Leader urges tolerance in speech
JAKARTA, Indonesia — Indonesia’s president urged his country to embrace its founding spirit of tolerance in an annual national address just days after choosing a divisive cleric as his running mate in elections next year.
Joko “Jokowi” Widodo told parliament on Thursday that independence fighters were able to throw off Dutch colonial rule by not being divided by political, ethnic, religious or class differences.
“It depends on the people itself whether the nation wants to unite or whether the nation is easily divided,” he said in the speech on the eve of a national holiday marking the 73rd anniversary of independence.
Indonesia’s image as a moderate Muslim nation has been undermined by flaring intolerance in the past several years, from the imprisonment of Jakarta’s Christian governor for blasphemy to the canings of gay men in Aceh, a province that practices Shariah law.

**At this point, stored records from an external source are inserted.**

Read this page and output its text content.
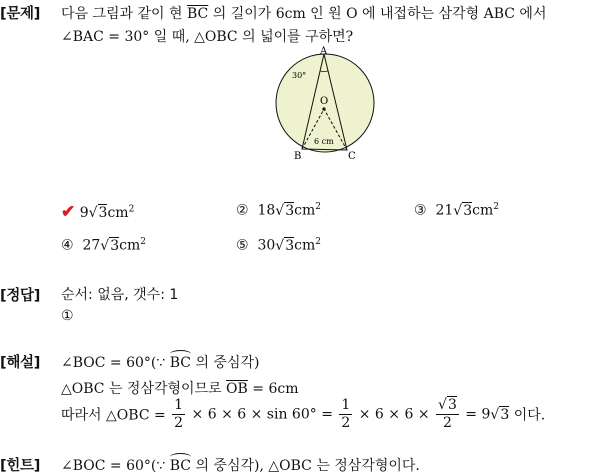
[문제] 다음 그림과 같이 현 $\overline{BC}$ 의 길이가 6cm 인 원 O 에 내접하는 삼각형 ABC 에서
∠BAC = 30° 일 때, △OBC 의 넓이를 구하면?
A
B	C
O
30°
6 cm
✔ $9√3cm^2$	② $18√3cm^2$	③ $21√3cm^2$
④ $27√3cm^2$	⑤ $30√3cm^2$
[정답] 순서: 없음, 갯수: 1
①
[해설] ∠BOC = 60°(∵ BC 의 중심각)
△OBC 는 정삼각형이므로 $\overline{OB} = 6cm$
따라서 △OBC = $\frac{1}{2} \times 6 \times 6 \times \sin 60^\circ = \frac{1}{2} \times 6 \times 6 \times \frac{√3}{2} = 9√3$ 이다.
[힌트] ∠BOC = 60°(∵ BC 의 중심각), △OBC 는 정삼각형이다.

Originally elected on a moderate platform, Jokowi last week chose a conservative cleric, Ma’ruf Amin, who rails against secularism, liberalism, homosexuality and minority religions as his running mate in the presidential election set for April.

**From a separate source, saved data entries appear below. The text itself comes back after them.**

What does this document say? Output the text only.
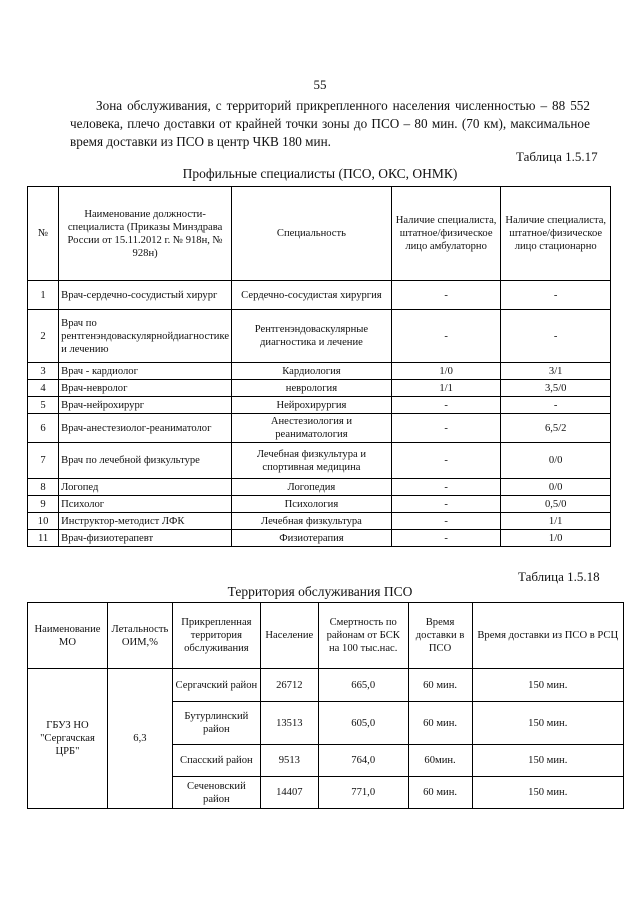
55
Зона обслуживания, с территорий прикрепленного населения численностью – 88 552 человека, плечо доставки от крайней точки зоны до ПСО – 80 мин. (70 км), максимальное время доставки из ПСО в центр ЧКВ 180 мин.
Таблица 1.5.17
Профильные специалисты (ПСО, ОКС, ОНМК)
№	Наименование должности-специалиста (Приказы Минздрава России от 15.11.2012 г. № 918н, № 928н)	Специальность	Наличие специалиста, штатное/физическое лицо амбулаторно	Наличие специалиста, штатное/физическое лицо стационарно
1	Врач-сердечно-сосудистый хирург	Сердечно-сосудистая хирургия	-	-
2	Врач по рентгенэндоваскулярнойдиагностике и лечению	Рентгенэндоваскулярные диагностика и лечение	-	-
3	Врач - кардиолог	Кардиология	1/0	3/1
4	Врач-невролог	неврология	1/1	3,5/0
5	Врач-нейрохирург	Нейрохирургия	-	-
6	Врач-анестезиолог-реаниматолог	Анестезиология и реаниматология	-	6,5/2
7	Врач по лечебной физкультуре	Лечебная физкультура и спортивная медицина	-	0/0
8	Логопед	Логопедия	-	0/0
9	Психолог	Психология	-	0,5/0
10	Инструктор-методист ЛФК	Лечебная физкультура	-	1/1
11	Врач-физиотерапевт	Физиотерапия	-	1/0
Таблица 1.5.18
Территория обслуживания ПСО
Наименование МО	Летальность ОИМ,%	Прикрепленная территория обслуживания	Население	Смертность по районам от БСК на 100 тыс.нас.	Время доставки в ПСО	Время доставки из ПСО в РСЦ
ГБУЗ НО "Сергачская ЦРБ"	6,3	Сергачский район	26712	665,0	60 мин.	150 мин.
		Бутурлинский район	13513	605,0	60 мин.	150 мин.
		Спасский район	9513	764,0	60мин.	150 мин.
		Сеченовский район	14407	771,0	60 мин.	150 мин.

“I am sure if the Indonesian people want to remain united, tolerant and care for their fellow children of the nation, then Indonesia is no longer just a name or picture of a chain of islands on a world map, but rather a force respected by other nations in the world,” Jokowi said.
U.N. Human Rights chief Zeid Ra’ad Al-Hussein warned earlier this year that “strains of intolerance” once thought foreign to Indonesia are making inroads in the world’s most populous Muslim nation.

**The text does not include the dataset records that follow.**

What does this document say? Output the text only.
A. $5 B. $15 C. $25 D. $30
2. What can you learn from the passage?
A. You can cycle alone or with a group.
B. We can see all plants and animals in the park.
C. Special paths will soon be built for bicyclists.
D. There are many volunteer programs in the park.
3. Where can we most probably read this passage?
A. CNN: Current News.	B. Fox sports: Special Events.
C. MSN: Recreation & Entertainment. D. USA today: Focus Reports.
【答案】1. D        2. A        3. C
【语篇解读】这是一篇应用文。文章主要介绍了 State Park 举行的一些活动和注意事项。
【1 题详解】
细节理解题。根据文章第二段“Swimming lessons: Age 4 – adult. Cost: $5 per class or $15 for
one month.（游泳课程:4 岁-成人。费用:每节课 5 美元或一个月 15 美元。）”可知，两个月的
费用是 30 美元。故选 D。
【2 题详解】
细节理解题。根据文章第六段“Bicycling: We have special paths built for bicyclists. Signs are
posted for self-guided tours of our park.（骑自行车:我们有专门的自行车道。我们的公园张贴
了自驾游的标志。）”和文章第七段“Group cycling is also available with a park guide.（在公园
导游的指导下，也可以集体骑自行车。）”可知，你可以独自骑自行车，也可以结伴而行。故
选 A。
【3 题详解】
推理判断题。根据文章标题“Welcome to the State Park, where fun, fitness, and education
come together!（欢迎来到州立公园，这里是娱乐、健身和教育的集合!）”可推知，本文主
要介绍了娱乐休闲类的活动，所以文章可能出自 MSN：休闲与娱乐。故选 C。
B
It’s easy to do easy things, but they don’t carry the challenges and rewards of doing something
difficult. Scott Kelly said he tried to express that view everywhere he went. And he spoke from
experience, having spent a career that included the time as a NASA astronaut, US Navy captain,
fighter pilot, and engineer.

In particular, he criticized a push to criminalize LGBT Indonesians, who’ve suffered an onslaught of inflammatory rhetoric from officials for the past two years and attacks by vigilantes.
In another development Thursday, the main global group for certifying sustainable wood has suspended plans to give its influential endorsement to Indonesian paper giant Sinarmas after revelations it cut down tropical forests and used an opaque corporate structure to hide its activities.
The Forest Stewardship Council said it had halted a process that could have enabled the Asia Pulp & Paper arm of Sinarmas to be readmitted to the organization.
The group said it is awaiting information from the conglomerate “related to its corporate structure and alleged unacceptable forest management activities” by companies thought related to it and wants full disclosure.
Three months ago, the council had sent a come clean ultimatum to Sinarmas, one of the world’s largest paper companies, and its billionaire Indonesian family owners.
The conglomerate said Thursday that it has hired an accounting firm to carry out a “comprehensive assessment” of all industrial forest plantation companies in Indonesia that would be supervised by The Forest Trust, a corporate backed group that says it promotes transparency in supply chains. The assessment would resolve “ongoing and unsubstantiated allegations of using opaque ownership structures,” Sinarmas said.
The FSC mark, a stylized tree, is sought by paper producers and other wood users as an endorsement they can use in the marketplace to promote their products as “green” and charge a premium. It is especially crucial for access to the lucrative North American market.